El panadero reparte el pan con la miga más pura que acompaña cada plato del puchero de la abuela. El carpintero llama al portón para cobrar el trabajo de la semana anterior. Dos Hermanitas de los Pobres danzan silenciosamente con el baile de sus hábitos por la calle Calvario.
La parada en Rayuela, donde el piche de barro guarda el testimonio de los lugareños que te vieron crecer y que conocen cada rincón de tu familia, entre el eco de las conversaciones y los rumores heredados. La tienda de Gloria Agudo, que te apunta en un cuaderno la compra, como si el tiempo se pudiera detener entre aquellas páginas. Las campanadas de la Coronada, que te despiertan de un estado de somnolencia, entre la infancia y el presente.

Villafranca de los Barros. / Pilar Amaya
La misa del Valle y el aperitivo de después en el Everest, donde los callos y una charla se convierten en rituales sagrados.
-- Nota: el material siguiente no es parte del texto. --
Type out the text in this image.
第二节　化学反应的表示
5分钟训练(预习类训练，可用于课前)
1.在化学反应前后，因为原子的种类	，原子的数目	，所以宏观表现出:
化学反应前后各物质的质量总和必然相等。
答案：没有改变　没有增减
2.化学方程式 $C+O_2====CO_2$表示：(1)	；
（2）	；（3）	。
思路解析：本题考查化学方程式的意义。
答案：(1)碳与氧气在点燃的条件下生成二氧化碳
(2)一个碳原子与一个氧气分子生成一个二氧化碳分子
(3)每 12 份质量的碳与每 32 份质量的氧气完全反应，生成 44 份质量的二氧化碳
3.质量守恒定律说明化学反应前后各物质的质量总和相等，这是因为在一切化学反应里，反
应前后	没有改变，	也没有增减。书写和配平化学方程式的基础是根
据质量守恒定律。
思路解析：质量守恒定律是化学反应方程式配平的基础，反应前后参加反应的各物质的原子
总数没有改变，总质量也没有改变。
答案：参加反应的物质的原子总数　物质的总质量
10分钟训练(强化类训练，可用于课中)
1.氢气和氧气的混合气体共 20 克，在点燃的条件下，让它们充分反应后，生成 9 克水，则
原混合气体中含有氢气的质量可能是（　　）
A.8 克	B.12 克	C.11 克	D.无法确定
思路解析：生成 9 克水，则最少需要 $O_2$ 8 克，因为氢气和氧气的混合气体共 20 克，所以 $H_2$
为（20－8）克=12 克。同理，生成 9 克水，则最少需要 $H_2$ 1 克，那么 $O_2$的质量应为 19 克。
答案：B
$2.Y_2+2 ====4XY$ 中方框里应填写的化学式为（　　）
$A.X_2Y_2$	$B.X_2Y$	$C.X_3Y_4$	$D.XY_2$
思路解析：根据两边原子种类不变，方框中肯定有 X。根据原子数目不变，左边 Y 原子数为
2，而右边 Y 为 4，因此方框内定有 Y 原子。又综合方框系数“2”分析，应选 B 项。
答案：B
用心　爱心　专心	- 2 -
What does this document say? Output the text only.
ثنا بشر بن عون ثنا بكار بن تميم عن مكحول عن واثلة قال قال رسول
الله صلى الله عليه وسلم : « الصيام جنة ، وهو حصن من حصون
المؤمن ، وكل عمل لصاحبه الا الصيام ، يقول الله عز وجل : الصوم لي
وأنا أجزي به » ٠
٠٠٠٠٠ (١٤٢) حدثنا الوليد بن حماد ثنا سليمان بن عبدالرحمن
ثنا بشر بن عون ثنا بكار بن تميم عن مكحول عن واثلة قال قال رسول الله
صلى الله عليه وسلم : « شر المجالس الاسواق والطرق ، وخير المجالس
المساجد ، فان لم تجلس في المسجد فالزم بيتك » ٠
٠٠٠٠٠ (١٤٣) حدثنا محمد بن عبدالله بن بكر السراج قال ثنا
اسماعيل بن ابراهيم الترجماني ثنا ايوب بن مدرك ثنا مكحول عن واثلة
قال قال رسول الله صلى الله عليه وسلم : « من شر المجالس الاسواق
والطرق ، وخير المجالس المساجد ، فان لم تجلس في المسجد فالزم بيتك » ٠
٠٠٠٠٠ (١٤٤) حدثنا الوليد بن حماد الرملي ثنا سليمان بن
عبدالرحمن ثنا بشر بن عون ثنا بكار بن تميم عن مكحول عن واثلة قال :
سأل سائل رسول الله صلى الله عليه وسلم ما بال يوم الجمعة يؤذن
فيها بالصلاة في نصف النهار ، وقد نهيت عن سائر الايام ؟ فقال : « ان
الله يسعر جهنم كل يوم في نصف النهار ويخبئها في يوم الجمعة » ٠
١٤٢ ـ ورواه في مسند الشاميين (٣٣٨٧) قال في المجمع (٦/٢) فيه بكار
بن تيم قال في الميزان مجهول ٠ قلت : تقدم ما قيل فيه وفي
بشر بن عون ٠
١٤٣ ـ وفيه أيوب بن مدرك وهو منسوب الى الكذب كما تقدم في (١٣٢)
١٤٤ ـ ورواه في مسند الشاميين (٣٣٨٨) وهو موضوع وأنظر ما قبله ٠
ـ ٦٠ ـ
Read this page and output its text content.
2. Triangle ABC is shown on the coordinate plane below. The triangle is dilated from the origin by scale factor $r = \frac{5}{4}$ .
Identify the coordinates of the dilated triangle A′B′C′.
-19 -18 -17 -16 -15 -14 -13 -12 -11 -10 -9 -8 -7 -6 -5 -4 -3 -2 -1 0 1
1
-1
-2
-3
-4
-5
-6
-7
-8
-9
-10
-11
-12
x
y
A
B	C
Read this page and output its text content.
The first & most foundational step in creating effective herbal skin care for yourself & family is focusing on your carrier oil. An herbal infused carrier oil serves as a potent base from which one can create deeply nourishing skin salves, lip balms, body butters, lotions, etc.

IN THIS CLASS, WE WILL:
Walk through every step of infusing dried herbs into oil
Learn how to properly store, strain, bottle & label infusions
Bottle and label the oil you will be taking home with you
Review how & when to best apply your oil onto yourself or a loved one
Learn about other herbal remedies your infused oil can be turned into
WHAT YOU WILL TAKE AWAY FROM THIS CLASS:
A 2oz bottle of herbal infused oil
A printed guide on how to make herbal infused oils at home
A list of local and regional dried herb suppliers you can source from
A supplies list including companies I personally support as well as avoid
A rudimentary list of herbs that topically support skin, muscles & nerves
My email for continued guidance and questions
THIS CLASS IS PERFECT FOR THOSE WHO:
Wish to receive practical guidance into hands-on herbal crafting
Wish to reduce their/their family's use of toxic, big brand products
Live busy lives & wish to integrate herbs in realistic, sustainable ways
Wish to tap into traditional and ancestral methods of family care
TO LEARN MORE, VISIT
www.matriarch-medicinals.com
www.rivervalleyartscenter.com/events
La tarde en Copacabana, el refugio donde te encuentras con todos y con nadie a la vez, como si el tiempo no hubiera pasado.
“Y es que a veces siento que mi cabeza está llena de polvo y sueños rotos, y tengo miedo de volver al pueblo y no encontrar a nadie”, como cantaba Robe.
Los días pasan rápido, dejando un sabor a croquetas, aceitunas machadas, roscón y ese aperitivo que por más que quieras tiene fecha de caducidad. La despedida llega con el movimiento de una mano conocida desde la puerta de la niñez.
Cierro los ojos, alejándome de todo esto, con el afán de volver. Y es entonces cuando pienso que, si todavía escribiera cartas en estas fechas, no sabría muy bien qué pedir.
Porque el tiempo también pasa por las personas. Mi abuela, que fue el hilo invisible de muchos de estos encuentros, comenzó a desvanecerse en los pliegues de sus recuerdos... Poco a poco, los momentos se le escapan como agua entre los dedos y va borrando despacio lo vivido, como si alguien pasara una goma suave sobre la memoria, dejando solo la esencia de lo que fue.
Y si algún día esa niebla me alcanzara a mí, ojalá queden guardados esos aromas y sabores del pueblo: el aroma de la vendimia, el sabor intenso del caldillo, la Tierra de Barros tras la lluvia.
Este es mi deseo para los Reyes Magos: que la magia no consista en volver atrás, sino en que algo de todo esto nunca se pierda del todo.
Pilar Amaya de la Peña (Villafranca de los Barros, Extremadura).